II. Outlook for Black Building Materials Prices in August
The meeting of the Political Bureau of the CPC Central Committee held on July 30 clearly stated: Fiscal policy should be more proactive and effective, with a focus on practical results; it should ensure sufficient funding for major projects and place great emphasis on quality and efficiency. Monetary policy should be more flexible and appropriate, with precise targeting; it should maintain reasonable growth in money supply and the overall scale of social financing, and promote a significant reduction in comprehensive financing costs. We believe that the power of counter-cyclical adjustments should be given due attention. Looking back at the period from 2009 to 2010—the era of high supply, high consumption, and soaring prices—and the period from 2015 to 2016—the era of high consumption and steadily rising inventories under an accommodative monetary policy—we can see that steel products will both benefit from the boost in domestic demand and the improvement in external demand brought about by an easing monetary environment.

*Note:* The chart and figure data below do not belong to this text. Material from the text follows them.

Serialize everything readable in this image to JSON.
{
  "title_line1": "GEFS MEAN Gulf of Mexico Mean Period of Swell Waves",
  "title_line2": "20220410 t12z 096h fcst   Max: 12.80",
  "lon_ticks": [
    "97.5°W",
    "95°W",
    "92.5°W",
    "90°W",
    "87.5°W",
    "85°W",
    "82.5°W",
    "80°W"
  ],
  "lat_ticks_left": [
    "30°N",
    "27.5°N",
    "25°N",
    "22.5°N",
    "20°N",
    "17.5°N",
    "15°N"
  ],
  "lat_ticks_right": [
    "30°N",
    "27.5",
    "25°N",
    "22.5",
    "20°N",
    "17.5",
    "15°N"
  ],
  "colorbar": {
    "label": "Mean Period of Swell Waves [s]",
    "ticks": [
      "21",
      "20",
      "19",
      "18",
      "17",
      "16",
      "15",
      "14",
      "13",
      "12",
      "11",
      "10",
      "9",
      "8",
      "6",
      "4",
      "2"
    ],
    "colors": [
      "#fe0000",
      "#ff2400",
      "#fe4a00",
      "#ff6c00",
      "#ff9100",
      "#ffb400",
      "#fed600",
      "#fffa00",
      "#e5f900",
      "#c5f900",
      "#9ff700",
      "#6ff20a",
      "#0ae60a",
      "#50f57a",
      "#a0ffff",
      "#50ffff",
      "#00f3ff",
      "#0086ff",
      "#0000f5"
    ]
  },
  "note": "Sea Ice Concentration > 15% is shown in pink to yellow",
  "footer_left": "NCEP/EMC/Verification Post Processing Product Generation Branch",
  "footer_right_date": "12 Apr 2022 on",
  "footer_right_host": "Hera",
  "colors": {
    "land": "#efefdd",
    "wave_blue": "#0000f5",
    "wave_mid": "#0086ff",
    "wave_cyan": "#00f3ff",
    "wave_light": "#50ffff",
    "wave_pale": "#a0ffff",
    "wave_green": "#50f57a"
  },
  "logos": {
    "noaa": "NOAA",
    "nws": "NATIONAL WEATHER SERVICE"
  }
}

In a scenario characterized by robust supply and demand for finished steel products, the focus should shift to the raw material side of the steel industry. Although iron ore supply and demand are showing marginal signs of weakening, the 10%–20% forward discount offered in the futures market remains worthy of attention. Price spreads among different iron-ore varieties have now reached historically extreme levels. As overseas consumption gradually improves, the premium for lump ore is also set to become a key factor in spot transactions in the second half of the year.
The tight balance in the coke market will persist, and once policy intervention leads to a contraction on the supply side, it will inevitably exacerbate the supply-demand imbalance and drive up prices.
To sum up, the prices of black building materials rose in the second quarter, but the market’s reaction was relatively moderate. First, the magnitude of price increases was limited; second, these price hikes were accompanied by frequent pullbacks. This suggests that black commodity prices in August will likely demonstrate strong upward resilience. From a strategic perspective, it is important to pay close attention to the iron ore 2101 contract, which currently exhibits a significant premium for distant-month contracts, as well as coking coal, whose supply-demand dynamics continue to improve. At the same time, we should also be mindful of risk factors such as weather conditions, deteriorating geopolitical relations, and the potential further decline in overseas demand amid the ongoing pandemic.